Podziękowania złożone przez:
Liczba postów: 3,397
Liczba wątków: 113
Dołączył: Jul 2013
Reputacja:
59
A co tu sprawdzać testami
. Twardość węglanowa może zostać "wybita" z wody podczas gotowania, tworzy się wtedy tak zwany kamień kotłowy, na pewno było to w szkole średniej
.
Mimo to, ten sposób jest tak nieefektywny i w przeliczeniu zapewne drogi, że z góry mogę Ci powiedzieć, żebyś kupił RO
.
"Rzadkie pielęgnice odchowuje się dwa razy, pierwszy i ostatni"
Podziękowania złożone przez:
Liczba postów: 679
Liczba wątków: 11
Dołączył: Nov 2016
Reputacja:
9
(06-12-2016, 22:09 PM)Greek napisał(a): Przede wszystkim pamiętaj o tym, że jeśli masz pH bezpośrednio z kranu na poziomie 7,5 to wcale nie oznacza to, iż z takim pH będziesz miał ostatecznie do czynienia. Woda w sieci jest pod ciśnieniem i może być w niej rozpuszczony nadmiar CO2, który to pH zaniży. Dlatego właśnie ten pomiar KH jest taki ważny, bo de facto on Ci powie na czym stoisz.
Co do kwasu to jest to opcja, gdy wiele nie trzeba zbijać tego bufora. Najlepiej do kosmetycznych zmian. Trzeba pamiętać, że kwas co prawda zbija bufor, ale niczego nie usuwa - przeciwnie, woda robi się bardziej zmineralizowana. A jakoś nie znam ryb, które potrzebują kwaśnej wody, a jednocześnie dobrze czują się w wodzie o wysokiej przewodności Dlatego tylko do niewielkich korekcji.
ok. Wracam do punktu wyjścia. Zmierzę ponownie pH wody z kranu po odstaniu. No i kupie test na KH. Wtedy zobaczę jak źle jest i jakie dalsze kroki.
Podziękowania złożone przez:
Liczba postów: 35
Liczba wątków: 1
Dołączył: Dec 2016
Reputacja:
1
Powiem ci tak, jakby nie było to i tak bez filtra RO zapomnij o kwaśnej wodzie. Chyba ze znajdziesz gdzieś u znajomego który ma kranówkę z innego ujęcia i akurat ma miękką wodę no i będziesz od niego nosił w kanistrach, pomysł mało fascynujący ale też jest wyjściem z sytuacji.
Podziękowania złożone przez:
Liczba postów: 303
Liczba wątków: 3
Dołączył: Sep 2015
Reputacja:
7
Nie tylko RO - wodę można samemu demineralizować układem żywic kationit-anionit, co jest de facto tańsze niż RO (które wcale drogie nie jest - żeby nie było
) i umożliwia szybsze przygotowanie wody.

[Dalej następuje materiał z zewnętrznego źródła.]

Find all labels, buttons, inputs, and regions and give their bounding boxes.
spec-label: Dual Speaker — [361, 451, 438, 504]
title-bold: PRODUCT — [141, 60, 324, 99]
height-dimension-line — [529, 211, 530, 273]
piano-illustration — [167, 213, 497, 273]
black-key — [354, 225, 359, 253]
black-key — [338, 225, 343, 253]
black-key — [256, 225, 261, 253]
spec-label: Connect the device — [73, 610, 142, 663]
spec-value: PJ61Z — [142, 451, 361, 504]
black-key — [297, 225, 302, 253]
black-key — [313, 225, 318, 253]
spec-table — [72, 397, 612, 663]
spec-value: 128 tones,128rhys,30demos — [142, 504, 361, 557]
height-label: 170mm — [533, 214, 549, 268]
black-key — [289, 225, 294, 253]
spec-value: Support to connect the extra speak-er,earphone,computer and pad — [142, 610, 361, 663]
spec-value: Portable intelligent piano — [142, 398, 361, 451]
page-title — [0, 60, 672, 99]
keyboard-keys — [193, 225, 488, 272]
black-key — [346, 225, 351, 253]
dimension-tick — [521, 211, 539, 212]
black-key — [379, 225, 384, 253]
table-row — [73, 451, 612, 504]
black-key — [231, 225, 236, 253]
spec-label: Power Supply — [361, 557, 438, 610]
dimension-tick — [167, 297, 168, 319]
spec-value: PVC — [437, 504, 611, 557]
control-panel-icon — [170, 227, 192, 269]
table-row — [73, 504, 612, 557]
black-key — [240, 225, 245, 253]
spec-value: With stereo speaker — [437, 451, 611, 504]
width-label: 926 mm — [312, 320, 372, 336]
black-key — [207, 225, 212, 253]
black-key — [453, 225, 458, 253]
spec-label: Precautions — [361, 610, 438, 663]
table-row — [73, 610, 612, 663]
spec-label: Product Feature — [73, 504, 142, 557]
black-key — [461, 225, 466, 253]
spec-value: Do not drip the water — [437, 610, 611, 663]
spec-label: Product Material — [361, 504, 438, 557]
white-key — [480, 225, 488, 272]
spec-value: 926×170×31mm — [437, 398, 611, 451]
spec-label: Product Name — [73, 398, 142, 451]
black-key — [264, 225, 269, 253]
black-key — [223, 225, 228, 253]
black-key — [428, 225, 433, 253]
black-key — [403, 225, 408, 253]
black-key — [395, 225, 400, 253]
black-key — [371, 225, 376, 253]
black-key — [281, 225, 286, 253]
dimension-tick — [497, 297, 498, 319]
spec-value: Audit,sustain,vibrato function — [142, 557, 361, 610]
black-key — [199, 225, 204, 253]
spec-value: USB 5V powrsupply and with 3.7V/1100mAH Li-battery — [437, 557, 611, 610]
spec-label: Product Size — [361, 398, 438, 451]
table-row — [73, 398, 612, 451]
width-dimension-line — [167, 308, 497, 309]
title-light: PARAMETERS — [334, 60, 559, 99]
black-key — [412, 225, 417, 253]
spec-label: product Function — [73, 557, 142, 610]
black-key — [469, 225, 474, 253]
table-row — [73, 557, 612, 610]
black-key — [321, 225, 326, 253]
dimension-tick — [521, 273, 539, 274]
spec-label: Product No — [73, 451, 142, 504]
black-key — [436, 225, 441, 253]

I nie ma odpadu.
Podziękowania złożone przez:
Liczba postów: 396
Liczba wątków: 10
Dołączył: Mar 2016
Reputacja:
0
(06-12-2016, 21:27 PM)kaczy997 napisał(a): No właśnie chyba nie ma sensu. Zazwyczaj twardość i odczyn idą w parze. Dolej wody z RO ( destylowana ze sklepu) i ph samo pójdzie w dół.
ja leje czyste RO, ale nie mam filtra. W moim przypadku dużo taniej wychodzi tachanie wody z zoologa niż kupowanie destylowanej. Ja w 3City płacę 30gr za 1l.
I wtedy faktycznie mają sens wywary, czy same szyszki, liście, kory itp. No plus z nich jest jeszcze KOLOR
Podziękowania złożone przez:
Ramirez Dolores
Unregistered
(07-12-2016, 01:17 AM)kaczy997 napisał(a): Powiem ci tak, jakby nie było to i tak bez filtra RO zapomnij o kwaśnej wodzie.
Niekoniecznie. Przepuszczając kranówkę przez torf, otrzymasz wodę o zerowym KH i malutkim GH. Jest tylko jeden problem: żeby trzymać ryby w samej torfiance, musiałyby lubić pH<4
Także koledzy dobrze prawią: bez RO się nie obejdzie. Destylka ze sklepu czy stacji benzynowej może i jest wygodniejsza do zdobycia (jak ktoś się lubi najeździć i nanosić), ale na pewno nie tańsza - i może być zanieczyszczona w procesie produkcji (np. związkami miedzi, ZTCW).
Podziękowania złożone przez:
Liczba postów: 409
Liczba wątków: 12
Dołączył: Jul 2016
Reputacja:
3
07-12-2016, 16:09 PM
(Ten post był ostatnio modyfikowany: 07-12-2016, 16:10 PM przez Bastet.)
(07-12-2016, 15:42 PM)12dot12 napisał(a): Niekoniecznie. Przepuszczając kranówkę przez torf, otrzymasz wodę o zerowym KH i malutkim GH. Jest tylko jeden problem: żeby trzymać ryby w samej torfiance, musiałyby lubić pH<4
12dot12, to może mi podpowiesz jak zejść z pH=8 przy GH=20 i KH=10 do pH=7,5 i GH ok 15?
Sama woda RO nie zadziała, piasek zatwardza
"Akwarystyka jest jak alkoholizm, wszystko idzie w szkło."